O come Isaiah! Do you really believe that? Do you really believe that is possible? It is in the very nature of power to be tainted, of the powerful to abuse their power, of the wealthy to stick together and look after themselves first, of those who get the opportunity, to bend the rules just slightly to suit their needs. There is no hope of integrity, of true righteousness, of something new growing that will really be endowed with all those things you are talking about: wisdom and understanding, counsel, knowledge and fear of the Lord, righteousness a belt around his waist, faithfulness a belt around his loins. Come on Isaiah! Give up, this hope will only prolong our torment and increase the agony.

There is no hope, you believe us. We know!

Hope it says in the dictionary, implies a certain amount of perseverance, of not being prepared to give up, of holding on against evidence to the contrary. Hope some of the old Greeks and some more modern philosophers maintain is the most dangerous of all evils because she will only extend your torment and wear us out slowly, cruelly and inexorably. We are thrown in this life to endure its evils as well as we can, but hope that something will change there is none.

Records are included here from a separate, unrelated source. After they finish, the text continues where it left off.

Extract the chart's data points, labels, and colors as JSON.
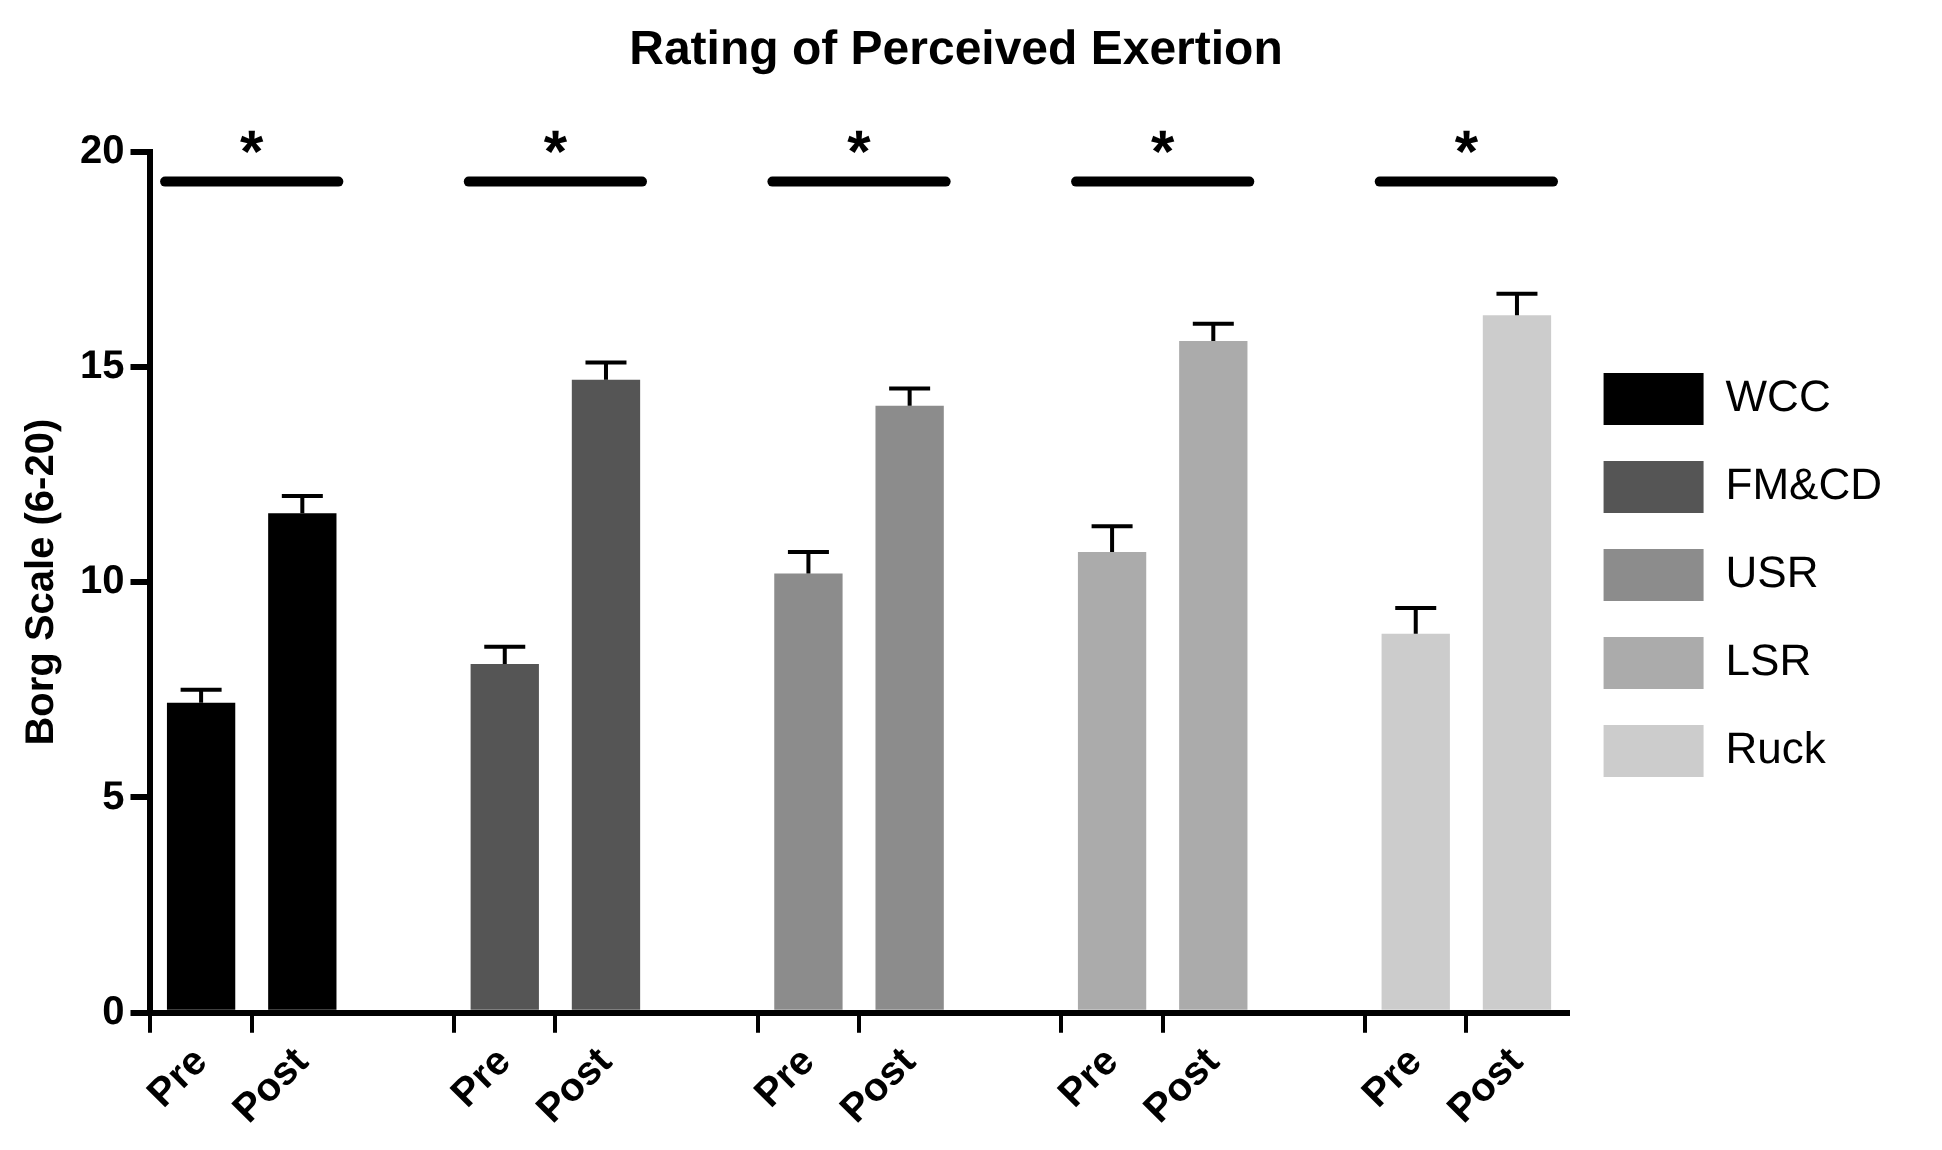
{
  "chart_data": {
    "type": "bar",
    "title": "Rating of Perceived Exertion",
    "ylabel": "Borg Scale (6-20)",
    "categories": [
      "Pre",
      "Post",
      null,
      "Pre",
      "Post",
      null,
      "Pre",
      "Post",
      null,
      "Pre",
      "Post",
      null,
      "Pre",
      "Post"
    ],
    "series": [
      {
        "name": "WCC",
        "color": "#000000",
        "values": [
          7.2,
          11.6,
          null,
          null,
          null,
          null,
          null,
          null,
          null,
          null,
          null,
          null,
          null,
          null
        ],
        "errors": [
          [
            7.2,
            7.5
          ],
          [
            11.6,
            12.0
          ],
          null,
          null,
          null,
          null,
          null,
          null,
          null,
          null,
          null,
          null,
          null,
          null
        ]
      },
      {
        "name": "FM&CD",
        "color": "#555555",
        "values": [
          null,
          null,
          null,
          8.1,
          14.7,
          null,
          null,
          null,
          null,
          null,
          null,
          null,
          null,
          null
        ],
        "errors": [
          null,
          null,
          null,
          [
            8.1,
            8.5
          ],
          [
            14.7,
            15.1
          ],
          null,
          null,
          null,
          null,
          null,
          null,
          null,
          null,
          null
        ]
      },
      {
        "name": "USR",
        "color": "#8c8c8c",
        "values": [
          null,
          null,
          null,
          null,
          null,
          null,
          10.2,
          14.1,
          null,
          null,
          null,
          null,
          null,
          null
        ],
        "errors": [
          null,
          null,
          null,
          null,
          null,
          null,
          [
            10.2,
            10.7
          ],
          [
            14.1,
            14.5
          ],
          null,
          null,
          null,
          null,
          null,
          null
        ]
      },
      {
        "name": "LSR",
        "color": "#ababab",
        "values": [
          null,
          null,
          null,
          null,
          null,
          null,
          null,
          null,
          null,
          10.7,
          15.6,
          null,
          null,
          null
        ],
        "errors": [
          null,
          null,
          null,
          null,
          null,
          null,
          null,
          null,
          null,
          [
            10.7,
            11.3
          ],
          [
            15.6,
            16.0
          ],
          null,
          null,
          null
        ]
      },
      {
        "name": "Ruck",
        "color": "#cccccc",
        "values": [
          null,
          null,
          null,
          null,
          null,
          null,
          null,
          null,
          null,
          null,
          null,
          null,
          8.8,
          16.2
        ],
        "errors": [
          null,
          null,
          null,
          null,
          null,
          null,
          null,
          null,
          null,
          null,
          null,
          null,
          [
            8.8,
            9.4
          ],
          [
            16.2,
            16.7
          ]
        ]
      }
    ],
    "ylim": [
      0,
      20
    ],
    "yticks": [
      0,
      5,
      10,
      15,
      20
    ],
    "grid": false,
    "legend": "right",
    "annotations": [
      "*",
      "*",
      "*",
      "*",
      "*"
    ]
  }
}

No says Isaiah. The wolf shall live with the lamb, the leopard shall lie down with the kid, the calf and the lion and the fatling together, and a little child shall lead them.

They will not hurt and destroy for the earth will be full of the knowledge of the Lord.

It is to nature Isaiah connects his hope. Look he says, if there is a force out there powerful enough to create the world in all its beauty, the wolf and the lamb, the leopard and the kid, the calf and the lion, this force is strong enough to bring change to that creation as well. If God can make a stump grow a new shoot, God can make us grow a new way of existence. If God can make a new tree grow from old roots, God can let a new leader come up from a place as desolate as our country is now.

Obstinate, this Isaiah, and full of stubbornness. Refuses to be sucked into the spiral of depression most of his contemporaries had ended up in. The foundation of that hope? God alone and his power to renew.

600 years later there is another obstinate and stubborn voice to be heard, deep in the wilderness of Judea. Maintaining that the kingdom is near, that something is about to change, calling for repentance, hope and judgement, warning and invitation once more difficult to separate as they were with Isaiah. Another prophet, another person refusing to give up on God, to give up on hope, holding on to faith.

Offering steadfastness and encouragement like Isaiah, so that our hope may be resilient and persevering and not dependent on what our eyes see or our ears hear but on our faith that God can bring about what he has promised.

Two thousand years ago a baby was born. A baby like little Alex who with a winning smile and a deeply moving vulnerability entrusted himself to the world. In him God himself came to birth among us. Showing just how strong the resilience of God’s grace, of God’s love is, even where violence and hatred seeks to kill it.

Faith, love, hope, it proved indestructible. New life shot up where only a stump was left, a new tree took root where the violence of hatred and destruction seemed to have put an end to everything. The brutal force of death did not have the last word and a movement sprung up that has lived out love and peace up until the present day. It has not always succeeded in that, it has not always been true to its calling, but up to the present day the message of hope, of faith in God’s love has not been silenced with the life of Jesus Christ still an example and inspiring guide for many, many millions across the world making a difference. With God’s power renewing it and helping it to persevere, to go on, to not give up and stubbornly and obstinately keep faith that there is hope, not as an evil to prolong our suffering, but as a gift that fills us with strength to give shape to that hope in expectation of the realisation of God’s dream. Amen.